限られたハードウェアリソースでの
応答速度改善を検証
何度もAIとのやりとりをおこなっていると、応答が遅く感じられることがあります。
これは、過去のやり取りが蓄積するにつれ、AIが処理すべき情報量が増えるためです。
Nextorageでは、PhisonのaiDAPTIV+をオンプレミス環境に導入し、英語よりもトークンが多くなりがちな(文章を構成する最小単位)日本語における応答速度を改善できるかを検証しました。
その結果、aiDAPTIV+を有効にすることで、応答開始速度(TTFT)が約10倍高速化。特に128トークン以上の長文では、明確な速度改善が確認されました。
小型AIサーバー(Jetson Orin Nano)上でもこの効果が得られたことから、省スペース・低コスト環境でも実用的なAI応答システムを構築できる可能性を示す結果となりました。
1. 背景と課題
多くの企業では、製品マニュアルやFAQ、社内ドキュメントなどをAIに学習させ、自然言語で検索・回答できる仕組みの導入が進みつつあります。
しかし、GPU性能が限られたオンプレミス環境では、応答までに時間がかかるという課題がありました。

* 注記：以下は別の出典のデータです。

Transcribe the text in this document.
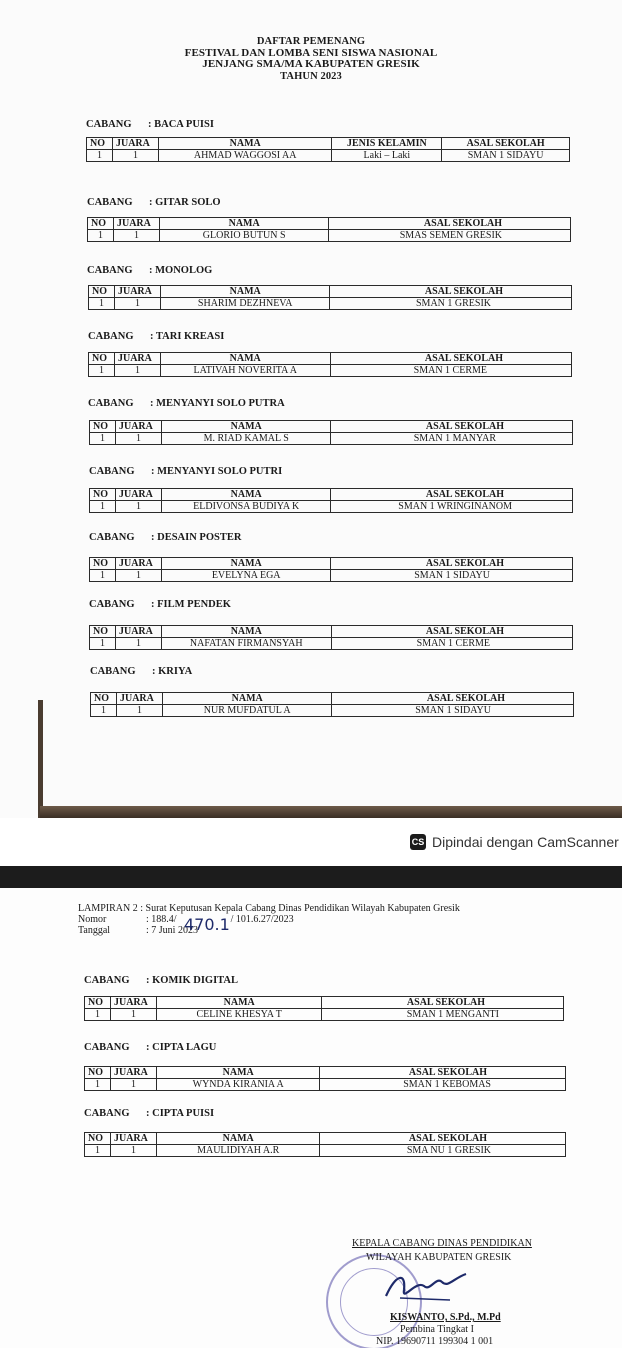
DAFTAR PEMENANG
FESTIVAL DAN LOMBA SENI SISWA NASIONAL
JENJANG SMA/MA KABUPATEN GRESIK
TAHUN 2023
CABANG : BACA PUISI
NO	JUARA	NAMA	JENIS KELAMIN	ASAL SEKOLAH
1	1	AHMAD WAGGOSI AA	Laki – Laki	SMAN 1 SIDAYU
CABANG : GITAR SOLO
NO	JUARA	NAMA	ASAL SEKOLAH
1	1	GLORIO BUTUN S	SMAS SEMEN GRESIK
CABANG : MONOLOG
NO	JUARA	NAMA	ASAL SEKOLAH
1	1	SHARIM DEZHNEVA	SMAN 1 GRESIK
CABANG : TARI KREASI
NO	JUARA	NAMA	ASAL SEKOLAH
1	1	LATIVAH NOVERITA A	SMAN 1 CERME
CABANG : MENYANYI SOLO PUTRA
NO	JUARA	NAMA	ASAL SEKOLAH
1	1	M. RIAD KAMAL S	SMAN 1 MANYAR
CABANG : MENYANYI SOLO PUTRI
NO	JUARA	NAMA	ASAL SEKOLAH
1	1	ELDIVONSA BUDIYA K	SMAN 1 WRINGINANOM
CABANG : DESAIN POSTER
NO	JUARA	NAMA	ASAL SEKOLAH
1	1	EVELYNA EGA	SMAN 1 SIDAYU
CABANG : FILM PENDEK
NO	JUARA	NAMA	ASAL SEKOLAH
1	1	NAFATAN FIRMANSYAH	SMAN 1 CERME
CABANG : KRIYA
NO	JUARA	NAMA	ASAL SEKOLAH
1	1	NUR MUFDATUL A	SMAN 1 SIDAYU
CS Dipindai dengan CamScanner
LAMPIRAN 2 : Surat Keputusan Kepala Cabang Dinas Pendidikan Wilayah Kabupaten Gresik
Nomor	: 188.4/	/ 101.6.27/2023
Tanggal	: 7 Juni 2023
470.1
CABANG : KOMIK DIGITAL
NO	JUARA	NAMA	ASAL SEKOLAH
1	1	CELINE KHESYA T	SMAN 1 MENGANTI
CABANG : CIPTA LAGU
NO	JUARA	NAMA	ASAL SEKOLAH
1	1	WYNDA KIRANIA A	SMAN 1 KEBOMAS
CABANG : CIPTA PUISI
NO	JUARA	NAMA	ASAL SEKOLAH
1	1	MAULIDIYAH A.R	SMA NU 1 GRESIK
KEPALA CABANG DINAS PENDIDIKAN
WILAYAH KABUPATEN GRESIK
KISWANTO, S.Pd., M.Pd
Pembina Tingkat I
NIP. 19690711 199304 1 001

この課題に対し、NextorageはaiDAPTIV+を用いることで、限られたハードウェアリソースでも高速な応答を実現できるかを検証しました。
2. 検証の目的
- 企業における各部門の持つナレッジベース(*基礎的な特性を収集)に対して、aiDAPTIV+が応答速度をどの程度改善できるかを同じプロンプトによる質問を繰り返すことで確認
3. 実施環境・構成
ハードウェア:Jetson Orin Nano
メモリ:7.4 GiB
OS:Ubuntu 22.04.5 LTS
AIモデル:Llama-3.2-3B-Instruct-GPTQ / RakutenAI-2.0-mini-instruct / gemma-2b-it-gptq
4. 測定項目
TTFT*(Time to First Token)、推論時間、入力トークン長、出力トークン長
*TTFTとは:ユーザーが質問を送信してから、AIが最初の言葉を返すまでの時間を指します。
5. 結果
(1) AIモデル:Llama-3.2-3B-Instruct-GPTQの推論時間比較
- aiDAPTIV+ありでは0.1秒以下を維持し、約10倍の高速化を確認。
- 出力トークン(AIの回答文)長による影響はほとんどなし。
(2) AIモデル:RakutenAI-2.0-mini-instructの推論時間比較
- 1024トークン以上で、aiDAPTIV+なしでは0.5秒超の遅延。
- aiDAPTIV+ありでは0.1秒以下で安定。
- 改善効果はLlamaモデルよりやや小さいが、体感上は十分な応答速度。
- 出力トークン長による影響はほとんどなし。
(3)AIモデル:gemma-2b-it-gptqの推論時間の比較
- 入力トークン1024以上でaiDAPTIV+なしでは0.5秒超の遅延。
- aiDAPTIV+ありでは0.1秒以下を維持し、TTFTの明確な改善を確認。
- 出力トークン長に対する影響は見られず、
- 入力の長さが長いほどaiDAPTIV+の効果が発揮される傾向を確認。
まとめ
- aiDAPTIV+の導入により、128トークン以上の長文日本語入力で応答速度が改善することを確認。
- 出力トークンに対しては、トークン長によらず改善は認められない。
- 今後は、ドメイン・タスクに特化した内容での評価を行う必要がある。